Sur les frais irrépétibles et les dépens
Il y a lieu de confirmer la décision entreprise sur la charge des dépens. Les dépens d’appel resteront à la charge des sociétés [Localité 22] Industrie, Suzhou Durapower Technology CO ltd ET Property and Casualty Company Limited Suzhou Branch Company. Chacune des parties gardera la charge de ses frais irrépétibles.
PAR CES MOTIFS
La Cour, statuant par arrêt réputé contradictoire, en dernier ressort, par mise à disposition au greffe,
Confirme l’ordonnance entreprise en ses dispositions ordonnant la communication des pièces mais dit que l’intégralité des pièces sera communiquée non seulement à l’expert judiciaire mais également à son sapiteur s’il l’estime nécessaire , ainsi qu’aux experts techniques des parties.
Dit n’y avoir lieu à enjoindre à l’expert judiciaire de procéder à d’autres vérifications sur le banc d’essai et sur les moyens de secours.
Déboute les sociétés MMA Iard et MMA Iard assurances Mutuelles de leur demande de reprise d’investigations par l’expert et d’investigations supplémentaires et de leur demande d’injonction à l’expert de fixation d’un calendrier.
Déboute les sociétés Suzhou Durapower Technology Co LTD et Property Company Limited Suzhou Branch Company de leur demande visant à enjoindre aux sociétés EMC Emitech de verser à l’expertise la documentation relative à la conformité de l’ évolution de leur activité d’essais de moteurs techniques vers celle de tests de batteries électriques ainsi que la documentation sur les bacs d’essai existants au 18 novembre 2022 et ceux installés depuis au sein des mêmes entrepôts.
Déclare irrecevable la demande des sociétés Suzhou Durapower Technology Co LTD et Property Company Limited Suzhou Branch Company tendant à voir ordonner à l’expert judiciaire et à son sapiteur de compléter leur mission.
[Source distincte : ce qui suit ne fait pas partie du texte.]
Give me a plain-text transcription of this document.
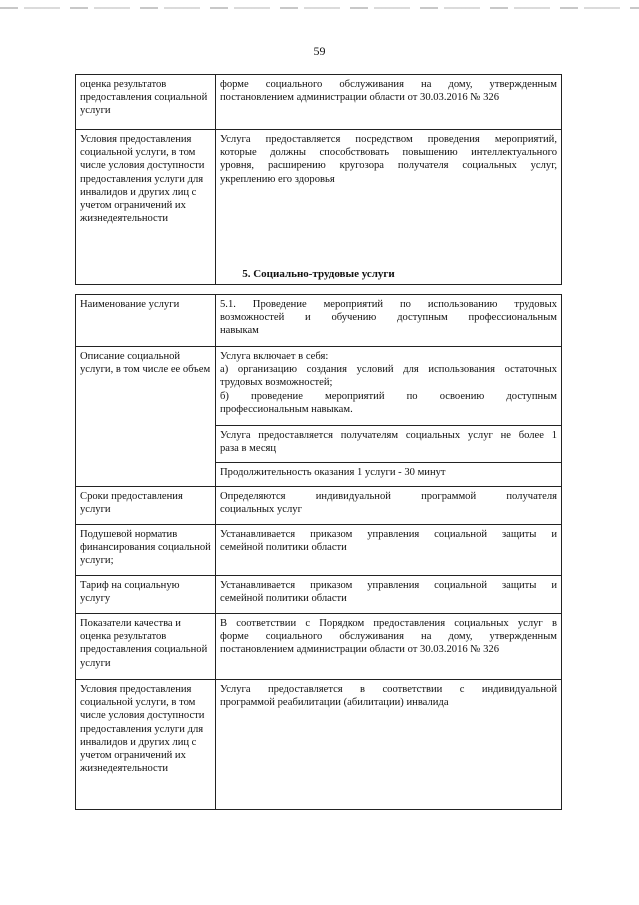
59
оценка результатов предоставления социальной услуги	форме социального обслуживания на дому, утвержденным
постановлением администрации области от 30.03.2016 № 326

Условия предоставления социальной услуги, в том числе условия доступности предоставления услуги для инвалидов и других лиц с учетом ограничений их жизнедеятельности	Услуга предоставляется посредством проведения мероприятий,
которые должны способствовать повышению интеллектуального
уровня, расширению кругозора получателя социальных услуг,
укреплению его здоровья
5. Социально-трудовые услуги
Наименование услуги	5.1. Проведение мероприятий по использованию трудовых
возможностей и обучению доступным профессиональным
навыкам

Описание социальной услуги, в том числе ее объем	Услуга включает в себя:
а) организацию создания условий для использования остаточных
трудовых возможностей;
б) проведение мероприятий по освоению доступным
профессиональным навыкам.

	Услуга предоставляется получателям социальных услуг не более 1
раза в месяц

	Продолжительность оказания 1 услуги - 30 минут
Сроки предоставления услуги	Определяются индивидуальной программой получателя
социальных услуг

Подушевой норматив финансирования социальной услуги;	Устанавливается приказом управления социальной защиты и
семейной политики области

Тариф на социальную услугу	Устанавливается приказом управления социальной защиты и
семейной политики области

Показатели качества и оценка результатов предоставления социальной услуги	В соответствии с Порядком предоставления социальных услуг в
форме социального обслуживания на дому, утвержденным
постановлением администрации области от 30.03.2016 № 326

Условия предоставления социальной услуги, в том числе условия доступности предоставления услуги для инвалидов и других лиц с учетом ограничений их жизнедеятельности	Услуга предоставляется в соответствии с индивидуальной
программой реабилитации (абилитации) инвалида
Déboute la société [Localité 22] Industrie de toutes ses demandes de retrait des débats, des propos, des dires n°11 et n°13 des sociétés Emitech EMC et Allianz et de la note technique n°1 du Cabinet Stelliant.
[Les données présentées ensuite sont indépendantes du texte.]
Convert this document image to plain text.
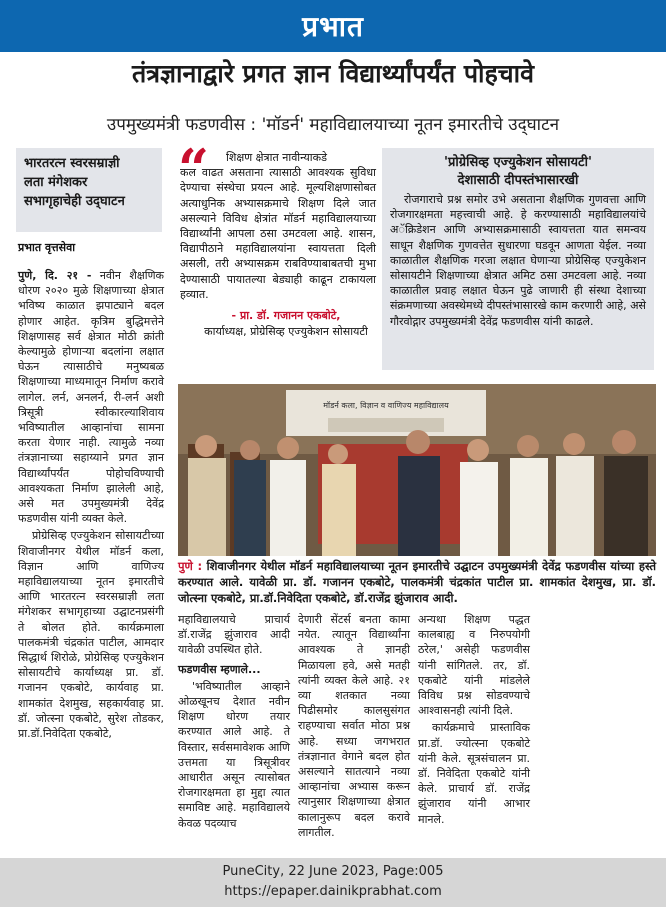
प्रभात
तंत्रज्ञानाद्वारे प्रगत ज्ञान विद्यार्थ्यांपर्यंत पोहचावे
उपमुख्यमंत्री फडणवीस : 'मॉडर्न' महाविद्यालयाच्या नूतन इमारतीचे उद्‌घाटन
भारतरत्न स्वरसम्राज्ञी
लता मंगेशकर
सभागृहाचेही उद्‌घाटन
प्रभात वृत्तसेवा

पुणे, दि. २१ - नवीन शैक्षणिक धोरण २०२० मुळे शिक्षणाच्या क्षेत्रात भविष्य काळात झपाट्याने बदल होणार आहेत. कृत्रिम बुद्धिमत्तेने शिक्षणासह सर्व क्षेत्रात मोठी क्रांती केल्यामुळे होणाऱ्या बदलांना लक्षात घेऊन त्यासाठीचे मनुष्यबळ शिक्षणाच्या माध्यमातून निर्माण करावे लागेल. लर्न, अनलर्न, री-लर्न अशी त्रिसूत्री स्वीकारल्याशिवाय भविष्यातील आव्हानांचा सामना करता येणार नाही. त्यामुळे नव्या तंत्रज्ञानाच्या सहाय्याने प्रगत ज्ञान विद्यार्थ्यांपर्यंत पोहोचविण्याची आवश्यकता निर्माण झालेली आहे, असे मत उपमुख्यमंत्री देवेंद्र फडणवीस यांनी व्यक्त केले.

प्रोग्रेसिव्ह एज्युकेशन सोसायटीच्या शिवाजीनगर येथील मॉडर्न कला, विज्ञान आणि वाणिज्य महाविद्यालयाच्या नूतन इमारतीचे आणि भारतरत्न स्वरसम्राज्ञी लता मंगेशकर सभागृहाच्या उद्घाटनप्रसंगी ते बोलत होते. कार्यक्रमाला पालकमंत्री चंद्रकांत पाटील, आमदार सिद्धार्थ शिरोळे, प्रोग्रेसिव्ह एज्युकेशन सोसायटीचे कार्याध्यक्ष प्रा. डॉ. गजानन एकबोटे, कार्यवाह प्रा. शामकांत देशमुख, सहकार्यवाह प्रा. डॉ. जोत्स्ना एकबोटे, सुरेश तोडकर, प्रा.डॉ.निवेदिता एकबोटे,

“	शिक्षण क्षेत्रात नावीन्याकडे
कल वाढत असताना त्यासाठी आवश्यक सुविधा देण्याचा संस्थेचा प्रयत्न आहे. मूल्यशिक्षणासोबत अत्याधुनिक अभ्यासक्रमाचे शिक्षण दिले जात असल्याने विविध क्षेत्रांत मॉडर्न महाविद्यालयाच्या विद्यार्थ्यांनी आपला ठसा उमटवला आहे. शासन, विद्यापीठाने महाविद्यालयांना स्वायत्तता दिली असली, तरी अभ्यासक्रम राबविण्याबाबतची मुभा देण्यासाठी पायातल्या बेड्याही काढून टाकायला हव्यात.
- प्रा. डॉ. गजानन एकबोटे,
कार्याध्यक्ष, प्रोग्रेसिव्ह एज्युकेशन सोसायटी
'प्रोग्रेसिव्ह एज्युकेशन सोसायटी'
देशासाठी दीपस्तंभासारखी
रोजगाराचे प्रश्न समोर उभे असताना शैक्षणिक गुणवत्ता आणि रोजगारक्षमता महत्त्वाची आहे. हे करण्यासाठी महाविद्यालयांचे अॅक्रिडेशन आणि अभ्यासक्रमासाठी स्वायत्तता यात समन्वय साधून शैक्षणिक गुणवत्तेत सुधारणा घडवून आणता येईल. नव्या काळातील शैक्षणिक गरजा लक्षात घेणाऱ्या प्रोग्रेसिव्ह एज्युकेशन सोसायटीने शिक्षणाच्या क्षेत्रात अमिट ठसा उमटवला आहे. नव्या काळातील प्रवाह लक्षात घेऊन पुढे जाणारी ही संस्था देशाच्या संक्रमणाच्या अवस्थेमध्ये दीपस्तंभासारखे काम करणारी आहे, असे गौरवोद्गार उपमुख्यमंत्री देवेंद्र फडणवीस यांनी काढले.
मॉडर्न कला, विज्ञान व वाणिज्य महाविद्यालय
पुणे : शिवाजीनगर येथील मॉडर्न महाविद्यालयाच्या नूतन इमारतीचे उद्घाटन उपमुख्यमंत्री देवेंद्र फडणवीस यांच्या हस्ते करण्यात आले. यावेळी प्रा. डॉ. गजानन एकबोटे, पालकमंत्री चंद्रकांत पाटील प्रा. शामकांत देशमुख, प्रा. डॉ. जोत्स्ना एकबोटे, प्रा.डॉ.निवेदिता एकबोटे, डॉ.राजेंद्र झुंजाराव आदी.

महाविद्यालयाचे प्राचार्य डॉ.राजेंद्र झुंजाराव आदी यावेळी उपस्थित होते.

फडणवीस म्हणाले...

'भविष्यातील आव्हाने ओळखूनच देशात नवीन शिक्षण धोरण तयार करण्यात आले आहे. ते विस्तार, सर्वसमावेशक आणि उत्तमता या त्रिसूत्रीवर आधारीत असून त्यासोबत रोजगारक्षमता हा मुद्दा त्यात समाविष्ट आहे. महाविद्यालये केवळ पदव्याच

देणारी सेंटर्स बनता कामा नयेत. त्यातून विद्यार्थ्यांना आवश्यक ते ज्ञानही मिळायला हवे, असे मतही त्यांनी व्यक्त केले आहे. २१ व्या शतकात नव्या पिढीसमोर कालसुसंगत राहण्याचा सर्वात मोठा प्रश्न आहे. सध्या जगभरात तंत्रज्ञानात वेगाने बदल होत असल्याने सातत्याने नव्या आव्हानांचा अभ्यास करून त्यानुसार शिक्षणाच्या क्षेत्रात कालानुरूप बदल करावे लागतील.

अन्यथा शिक्षण पद्धत कालबाह्य व निरुपयोगी ठरेल,' असेही फडणवीस यांनी सांगितले. तर, डॉ. एकबोटे यांनी मांडलेले विविध प्रश्न सोडवण्याचे आश्वासनही त्यांनी दिले.

कार्यक्रमाचे प्रास्ताविक प्रा.डॉ. ज्योत्स्ना एकबोटे यांनी केले. सूत्रसंचालन प्रा. डॉ. निवेदिता एकबोटे यांनी केले. प्राचार्य डॉ. राजेंद्र झुंजाराव यांनी आभार मानले.

PuneCity, 22 June 2023, Page:005
https://epaper.dainikprabhat.com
Déboute la société [Localité 22] Industrie de sa demande en paiement de la somme de 10 000€ à titre de dommages et intérêts.
Dit que chacune des parties conservera la charge de ses frais irrépétibles.
Condamne la société [Localité 22] Industrie et les sociétés Suzhou Durapower Technology Co LTD et Property Company Limited Suzhou Branch Company aux dépens de la présente instance.